Shameless and unpredictable, provocative and amoral, Zozo is a fragile and unstable woman with no fixed abode. She lives in trains and has a pathological obsession with maternal love that scarcely hides the hurt and frustration rooted early in her life. The play takes the form of a series of flashbacks in which the end leads back to the beginning, seen from a different angle. While at the outset, objectively speaking, we see a scene in which the heroine is shown in the act of sex, irrespective of whether it is forced or voluntary, at the end, the same act is seen from the woman's point of view, as a liberating death. We are left to count the stabs. In the eyes of a hostile, dull-witted society, Zozo is clearly out of her mind and a marginal figure, however, in reality, the decentralised position offers her the only possible human view of an insensitive, cruel world.

Regard du traducteur

Zozo, the heroine of Compte à rebours, first came to life in other short works by the same author. The play followed, constructed around her strong, attractive character, almost as a call for the facts, or an explanation. It seems the author, having stumbled upon Zozo in all her unseemly colourfulness, has attempted to better understand her, to unmask the hidden face of provocation and make it more bearable. Zozo appears as a bewildered yet resourceful young woman, disconcerting and scandalous through her refusal to abide by rules and taboos.
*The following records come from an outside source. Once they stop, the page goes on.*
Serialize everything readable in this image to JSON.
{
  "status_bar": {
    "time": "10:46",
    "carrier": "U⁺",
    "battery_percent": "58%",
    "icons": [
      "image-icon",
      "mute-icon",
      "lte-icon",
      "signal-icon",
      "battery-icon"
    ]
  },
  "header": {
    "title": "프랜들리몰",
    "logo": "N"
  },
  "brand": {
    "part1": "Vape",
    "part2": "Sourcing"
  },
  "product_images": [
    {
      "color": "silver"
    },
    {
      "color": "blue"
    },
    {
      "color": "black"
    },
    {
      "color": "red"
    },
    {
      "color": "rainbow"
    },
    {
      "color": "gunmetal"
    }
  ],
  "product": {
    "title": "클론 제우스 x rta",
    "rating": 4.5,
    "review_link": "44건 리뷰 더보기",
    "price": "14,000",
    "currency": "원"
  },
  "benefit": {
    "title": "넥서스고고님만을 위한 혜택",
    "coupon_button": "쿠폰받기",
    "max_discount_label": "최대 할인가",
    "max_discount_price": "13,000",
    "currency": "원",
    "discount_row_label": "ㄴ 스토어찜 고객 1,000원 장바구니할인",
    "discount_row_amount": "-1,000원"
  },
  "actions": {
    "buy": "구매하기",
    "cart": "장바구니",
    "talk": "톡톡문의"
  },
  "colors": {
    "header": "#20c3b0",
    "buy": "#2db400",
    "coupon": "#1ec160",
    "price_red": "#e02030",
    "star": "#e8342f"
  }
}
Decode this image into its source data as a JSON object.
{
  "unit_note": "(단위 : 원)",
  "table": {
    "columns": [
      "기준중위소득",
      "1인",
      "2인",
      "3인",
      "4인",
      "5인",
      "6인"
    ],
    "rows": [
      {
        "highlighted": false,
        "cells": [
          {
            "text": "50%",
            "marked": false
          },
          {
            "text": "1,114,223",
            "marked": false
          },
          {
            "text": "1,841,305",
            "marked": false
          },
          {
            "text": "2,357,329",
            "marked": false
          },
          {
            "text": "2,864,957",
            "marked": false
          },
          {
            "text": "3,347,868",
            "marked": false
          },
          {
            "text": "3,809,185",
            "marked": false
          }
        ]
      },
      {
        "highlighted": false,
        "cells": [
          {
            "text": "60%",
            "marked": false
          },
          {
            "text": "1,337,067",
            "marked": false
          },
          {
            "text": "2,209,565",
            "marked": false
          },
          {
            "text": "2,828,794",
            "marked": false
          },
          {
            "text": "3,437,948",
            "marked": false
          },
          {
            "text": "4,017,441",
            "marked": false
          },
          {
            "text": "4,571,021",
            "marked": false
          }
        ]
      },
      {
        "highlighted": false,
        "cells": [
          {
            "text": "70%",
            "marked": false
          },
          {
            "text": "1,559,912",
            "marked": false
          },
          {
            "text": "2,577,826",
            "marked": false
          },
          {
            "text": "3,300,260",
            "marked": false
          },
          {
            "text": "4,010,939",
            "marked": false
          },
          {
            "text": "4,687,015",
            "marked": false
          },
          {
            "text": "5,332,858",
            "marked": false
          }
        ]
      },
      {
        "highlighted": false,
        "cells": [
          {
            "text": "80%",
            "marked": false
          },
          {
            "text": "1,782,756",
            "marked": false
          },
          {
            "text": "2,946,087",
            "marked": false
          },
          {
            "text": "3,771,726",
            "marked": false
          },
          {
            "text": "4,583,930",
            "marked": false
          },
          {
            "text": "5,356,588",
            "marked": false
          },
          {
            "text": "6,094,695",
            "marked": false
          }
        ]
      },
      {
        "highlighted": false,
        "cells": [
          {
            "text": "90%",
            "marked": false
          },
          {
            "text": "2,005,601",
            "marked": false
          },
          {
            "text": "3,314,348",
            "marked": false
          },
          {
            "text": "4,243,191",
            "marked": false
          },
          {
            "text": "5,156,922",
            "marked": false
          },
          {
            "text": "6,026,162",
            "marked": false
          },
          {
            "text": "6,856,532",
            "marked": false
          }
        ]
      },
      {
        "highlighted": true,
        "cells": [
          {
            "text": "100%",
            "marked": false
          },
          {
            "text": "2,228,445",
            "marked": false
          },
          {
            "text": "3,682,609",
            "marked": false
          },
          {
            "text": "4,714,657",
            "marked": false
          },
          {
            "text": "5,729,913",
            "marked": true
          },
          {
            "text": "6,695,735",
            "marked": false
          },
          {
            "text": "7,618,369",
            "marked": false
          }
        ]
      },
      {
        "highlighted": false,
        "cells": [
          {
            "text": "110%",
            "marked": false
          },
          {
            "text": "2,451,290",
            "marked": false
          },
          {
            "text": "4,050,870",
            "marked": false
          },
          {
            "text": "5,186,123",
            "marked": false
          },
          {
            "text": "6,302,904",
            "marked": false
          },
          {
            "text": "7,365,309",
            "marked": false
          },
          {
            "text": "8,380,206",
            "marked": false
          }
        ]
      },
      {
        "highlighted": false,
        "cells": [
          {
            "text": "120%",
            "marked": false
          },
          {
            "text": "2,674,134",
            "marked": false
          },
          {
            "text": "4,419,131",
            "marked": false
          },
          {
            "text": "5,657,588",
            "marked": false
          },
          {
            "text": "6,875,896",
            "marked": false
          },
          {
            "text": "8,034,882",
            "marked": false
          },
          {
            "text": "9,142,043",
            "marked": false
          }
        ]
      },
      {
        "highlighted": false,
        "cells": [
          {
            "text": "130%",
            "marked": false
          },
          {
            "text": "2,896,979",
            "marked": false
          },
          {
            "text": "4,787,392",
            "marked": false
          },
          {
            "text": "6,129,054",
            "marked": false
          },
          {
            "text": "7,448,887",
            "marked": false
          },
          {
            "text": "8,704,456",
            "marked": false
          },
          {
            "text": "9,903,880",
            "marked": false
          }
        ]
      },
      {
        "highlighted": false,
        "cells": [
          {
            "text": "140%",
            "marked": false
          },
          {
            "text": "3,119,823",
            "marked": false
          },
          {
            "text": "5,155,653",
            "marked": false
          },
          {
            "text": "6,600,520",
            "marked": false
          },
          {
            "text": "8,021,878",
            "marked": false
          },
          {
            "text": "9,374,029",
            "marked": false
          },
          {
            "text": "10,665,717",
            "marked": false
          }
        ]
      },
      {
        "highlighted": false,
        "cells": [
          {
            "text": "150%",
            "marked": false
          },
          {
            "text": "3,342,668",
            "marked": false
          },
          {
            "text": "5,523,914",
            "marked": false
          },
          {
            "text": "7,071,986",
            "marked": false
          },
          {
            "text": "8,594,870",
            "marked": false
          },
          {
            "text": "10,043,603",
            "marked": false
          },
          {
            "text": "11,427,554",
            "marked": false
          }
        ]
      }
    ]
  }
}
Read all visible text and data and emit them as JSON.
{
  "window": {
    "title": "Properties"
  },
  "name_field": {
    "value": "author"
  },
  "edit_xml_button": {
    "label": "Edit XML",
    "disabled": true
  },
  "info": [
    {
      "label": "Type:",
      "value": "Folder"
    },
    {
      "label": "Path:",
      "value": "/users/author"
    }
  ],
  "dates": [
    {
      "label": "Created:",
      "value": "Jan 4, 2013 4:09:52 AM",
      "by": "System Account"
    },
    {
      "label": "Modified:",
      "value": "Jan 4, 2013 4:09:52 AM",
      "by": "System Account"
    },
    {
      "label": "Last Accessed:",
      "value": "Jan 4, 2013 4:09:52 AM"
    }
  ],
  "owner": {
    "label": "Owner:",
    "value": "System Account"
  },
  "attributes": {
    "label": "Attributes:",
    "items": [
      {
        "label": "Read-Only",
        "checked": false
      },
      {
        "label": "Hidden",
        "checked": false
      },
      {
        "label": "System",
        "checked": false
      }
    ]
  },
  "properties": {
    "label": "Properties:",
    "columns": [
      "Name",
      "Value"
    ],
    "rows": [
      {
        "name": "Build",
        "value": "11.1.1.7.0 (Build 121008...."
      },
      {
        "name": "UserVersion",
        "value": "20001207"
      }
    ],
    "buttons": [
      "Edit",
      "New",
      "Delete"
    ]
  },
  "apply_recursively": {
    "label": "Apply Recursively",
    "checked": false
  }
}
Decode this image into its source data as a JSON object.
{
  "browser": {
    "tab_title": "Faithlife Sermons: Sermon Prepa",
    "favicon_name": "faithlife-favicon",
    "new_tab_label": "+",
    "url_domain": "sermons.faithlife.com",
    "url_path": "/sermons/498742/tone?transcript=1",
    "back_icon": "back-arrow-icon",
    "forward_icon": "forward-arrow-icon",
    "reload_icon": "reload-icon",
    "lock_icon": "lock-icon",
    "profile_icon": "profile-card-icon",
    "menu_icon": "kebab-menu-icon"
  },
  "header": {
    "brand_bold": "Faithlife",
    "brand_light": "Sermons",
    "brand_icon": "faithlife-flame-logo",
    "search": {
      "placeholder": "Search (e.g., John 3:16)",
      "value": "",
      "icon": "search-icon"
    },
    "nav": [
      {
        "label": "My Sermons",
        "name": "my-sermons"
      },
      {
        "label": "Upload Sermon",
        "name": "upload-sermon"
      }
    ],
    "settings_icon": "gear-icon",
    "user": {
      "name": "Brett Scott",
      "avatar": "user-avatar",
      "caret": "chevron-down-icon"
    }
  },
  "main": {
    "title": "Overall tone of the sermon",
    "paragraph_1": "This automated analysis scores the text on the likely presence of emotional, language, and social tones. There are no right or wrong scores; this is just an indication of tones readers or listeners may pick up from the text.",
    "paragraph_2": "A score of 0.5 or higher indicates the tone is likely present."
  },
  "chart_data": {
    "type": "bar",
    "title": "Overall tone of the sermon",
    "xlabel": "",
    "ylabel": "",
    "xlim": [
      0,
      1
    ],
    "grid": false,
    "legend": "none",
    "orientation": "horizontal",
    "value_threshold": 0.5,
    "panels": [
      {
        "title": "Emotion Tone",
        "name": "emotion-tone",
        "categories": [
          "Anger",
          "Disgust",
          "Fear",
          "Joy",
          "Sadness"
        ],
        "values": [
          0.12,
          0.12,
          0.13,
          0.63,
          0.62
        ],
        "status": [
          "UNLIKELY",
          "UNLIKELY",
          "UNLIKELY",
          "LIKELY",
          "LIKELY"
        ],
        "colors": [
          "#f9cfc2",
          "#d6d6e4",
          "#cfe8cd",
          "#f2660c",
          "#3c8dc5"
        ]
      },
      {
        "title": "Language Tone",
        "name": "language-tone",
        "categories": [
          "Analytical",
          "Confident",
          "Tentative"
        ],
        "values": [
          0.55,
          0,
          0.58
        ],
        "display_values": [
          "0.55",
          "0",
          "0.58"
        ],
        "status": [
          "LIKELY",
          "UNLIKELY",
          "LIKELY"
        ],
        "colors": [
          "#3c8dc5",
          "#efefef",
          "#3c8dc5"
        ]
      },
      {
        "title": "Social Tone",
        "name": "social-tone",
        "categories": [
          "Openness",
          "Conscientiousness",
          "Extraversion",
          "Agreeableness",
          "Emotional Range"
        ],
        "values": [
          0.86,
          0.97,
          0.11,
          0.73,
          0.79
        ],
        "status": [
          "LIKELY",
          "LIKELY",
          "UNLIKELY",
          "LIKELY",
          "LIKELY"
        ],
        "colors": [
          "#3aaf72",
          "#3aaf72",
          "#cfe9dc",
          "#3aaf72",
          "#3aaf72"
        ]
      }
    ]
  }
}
Compte à rebours was begun in Germany in 1999, during a stay at the Ruhr International Theatre Academy and finished the following year during a festival of new Romanian plays. The style is direct, fast-paced, unembellished, almost like a film cutting, with narrow spaces carved into the obscurity and crowding of a night train and a few lower middle-class interiors. Give such conditions, the humour is black and cutting, in more ways than one.